US - The government of Canada announced on Friday the details for two programs to aid its beleaguered pork industry, write Steve Meyer and Len Steiner in their Daily Livestock Report for 5 October.

One is designed to keep producers with economically viable operations in business while the other is designed to provide an incentive for other producers to exit the business for at least three years.

The Hog Industry Loan Loss Reserve Program (HILLRP) will provide government loan guarantees based on “credible business plans, validated by lenders, demonstrating that the borrower has reasonable potential to repay the loans and maintain a viable agricultural operation.” The program will loan up to $85 per market hog, $30 per weaner (we think that means a 40-45 pound feeder pig) and $25 per iso-wean pigs (we are pretty confident that means a 10 to 12-pound pig). One kicker: Any loans issued under HILLRP must first be used to reimburse the government of Canada for any 2008-09 program payment advances. Our sources in Canada believe that the amount of participation in this portion of the government’s program may be limited due to a) the advance repayment feature which, in effect, removes the cash infusion for an operation and b) the long-term financial losses suffered by Canadian producers which has left questionable the ability of many to devise a “credible business plan” for long-term viability.

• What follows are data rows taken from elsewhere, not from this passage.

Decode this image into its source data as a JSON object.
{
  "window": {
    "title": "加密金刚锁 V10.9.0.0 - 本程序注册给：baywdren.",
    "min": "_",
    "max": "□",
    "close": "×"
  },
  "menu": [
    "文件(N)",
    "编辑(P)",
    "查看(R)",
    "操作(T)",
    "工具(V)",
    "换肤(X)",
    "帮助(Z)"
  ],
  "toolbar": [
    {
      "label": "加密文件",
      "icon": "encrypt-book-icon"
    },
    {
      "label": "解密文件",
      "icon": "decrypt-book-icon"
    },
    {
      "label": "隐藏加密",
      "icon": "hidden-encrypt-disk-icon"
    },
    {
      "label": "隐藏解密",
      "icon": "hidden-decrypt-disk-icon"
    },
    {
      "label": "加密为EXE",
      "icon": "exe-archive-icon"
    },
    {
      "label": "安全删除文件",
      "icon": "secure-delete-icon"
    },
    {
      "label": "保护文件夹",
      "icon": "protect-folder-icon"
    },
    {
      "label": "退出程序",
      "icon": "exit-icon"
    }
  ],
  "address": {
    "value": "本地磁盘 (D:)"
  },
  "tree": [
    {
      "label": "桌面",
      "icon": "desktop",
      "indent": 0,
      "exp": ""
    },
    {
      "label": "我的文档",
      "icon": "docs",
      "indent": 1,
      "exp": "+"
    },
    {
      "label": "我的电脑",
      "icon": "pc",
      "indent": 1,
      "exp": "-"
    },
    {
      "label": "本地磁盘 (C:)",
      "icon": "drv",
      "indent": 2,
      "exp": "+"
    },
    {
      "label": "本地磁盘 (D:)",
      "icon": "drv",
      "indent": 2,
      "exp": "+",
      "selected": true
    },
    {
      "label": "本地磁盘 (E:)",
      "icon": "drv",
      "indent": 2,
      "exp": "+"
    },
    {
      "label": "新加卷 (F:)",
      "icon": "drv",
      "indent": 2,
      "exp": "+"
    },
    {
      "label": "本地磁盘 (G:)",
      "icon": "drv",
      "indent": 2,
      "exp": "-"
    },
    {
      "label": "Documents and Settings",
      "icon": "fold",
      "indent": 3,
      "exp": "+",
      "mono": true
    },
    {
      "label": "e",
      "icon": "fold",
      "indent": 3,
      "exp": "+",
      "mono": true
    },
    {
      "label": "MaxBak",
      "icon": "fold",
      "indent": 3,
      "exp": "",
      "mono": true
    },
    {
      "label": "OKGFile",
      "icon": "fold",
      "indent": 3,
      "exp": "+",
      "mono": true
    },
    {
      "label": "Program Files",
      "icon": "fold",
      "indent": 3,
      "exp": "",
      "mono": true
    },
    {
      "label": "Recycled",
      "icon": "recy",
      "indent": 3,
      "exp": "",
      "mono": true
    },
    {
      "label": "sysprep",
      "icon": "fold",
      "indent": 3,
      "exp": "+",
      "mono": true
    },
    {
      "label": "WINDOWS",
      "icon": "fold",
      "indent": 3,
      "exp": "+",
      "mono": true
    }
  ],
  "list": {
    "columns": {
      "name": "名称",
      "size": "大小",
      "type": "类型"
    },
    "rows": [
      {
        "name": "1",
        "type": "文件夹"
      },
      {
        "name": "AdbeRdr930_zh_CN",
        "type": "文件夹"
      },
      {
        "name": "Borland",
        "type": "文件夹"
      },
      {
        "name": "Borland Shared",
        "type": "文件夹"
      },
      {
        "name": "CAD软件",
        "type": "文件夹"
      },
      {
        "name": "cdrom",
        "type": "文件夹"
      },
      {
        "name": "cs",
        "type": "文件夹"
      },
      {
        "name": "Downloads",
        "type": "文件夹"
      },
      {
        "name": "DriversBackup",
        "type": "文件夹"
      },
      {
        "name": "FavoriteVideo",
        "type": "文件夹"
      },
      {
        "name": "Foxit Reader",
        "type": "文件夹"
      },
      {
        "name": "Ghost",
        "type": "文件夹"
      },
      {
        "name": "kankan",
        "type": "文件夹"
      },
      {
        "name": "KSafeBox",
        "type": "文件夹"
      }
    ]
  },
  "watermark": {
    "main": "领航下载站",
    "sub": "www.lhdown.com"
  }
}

The Hog Farm Transition Program (HFTP) is a $C75 million initiative to help producers exit hog production for at least three years. Payment levels and the number of participants will be determined by a tender process. No details were provided but it appears, as we reported last week, to be much like the US dairy herd buyouts run by Cooperatives Working Together. The announcement says there will be a “series of tenders” whose precise dates and funding levels will be determined as the program progresses. HFTP is retroactive to April 1, 2009 so any producers who sold out entire sow barns since that date can submit a tender for payment. Participants must the be the owners of the pigs. If the pigs are in barns owned by someone other than the pig owner, the barn owner(s) must also agree to idle the facilities for three years following the depopulation of breeding animals.

We could find nothing in the materials from Agri-Food Canada or the Canadian Pork Council that specified how the culled animals would be disposed of. We still believe the culled animals will enter normal slaughter channels, thus increasing sow and boar supplies and possibly slowing the reduction of the US breeding herd. We will provide more information as soon as we have it.

As you can see from the graph below, the rate of reduction of Canada’s breeding herd (the fuscia or pink line) has slowed since October when the breeding herd was 8.9 per cent smaller that one year earlier. The 1 July inventory of 1.38 million head was 4.6 per cent lower than last year but we believe the rate of reduction has increased since that time. Canada’s herd fell by 28,700 had from July 1 through September 30, 2008. This year, Canadian commercial sow slaughter has been 3,627 head smaller than last. Last summer’s sow buyout program removed another 19,776 animals during that time period in 2008 and, obviously, has removed none this year. But exports of cull Canadian breeding animals to the US have been 42,911 head larger this year suggesting that the draw-down of Canada’s breeding herd during July-September will be about 20,000 head larger this year. That will put the 1 October herd near 1.32 million head.

The HFTP will cover some of those sows and add to the reductions going forward. It still appears that Canada’s breeding herd is heading for somewhere near 1.2 million head.

One of the drivers is once again the value of the Canadian dollar which has gained 20 per cent vs. the US dollar since it bottomed last March. That change reduces the amount of Canadian dollars received by Canadian producers regardless of where they sell their hogs but reduces only about half of Canadian producers’ production costs by a similar percentage — thus creating a profit squeeze for Canadian producers.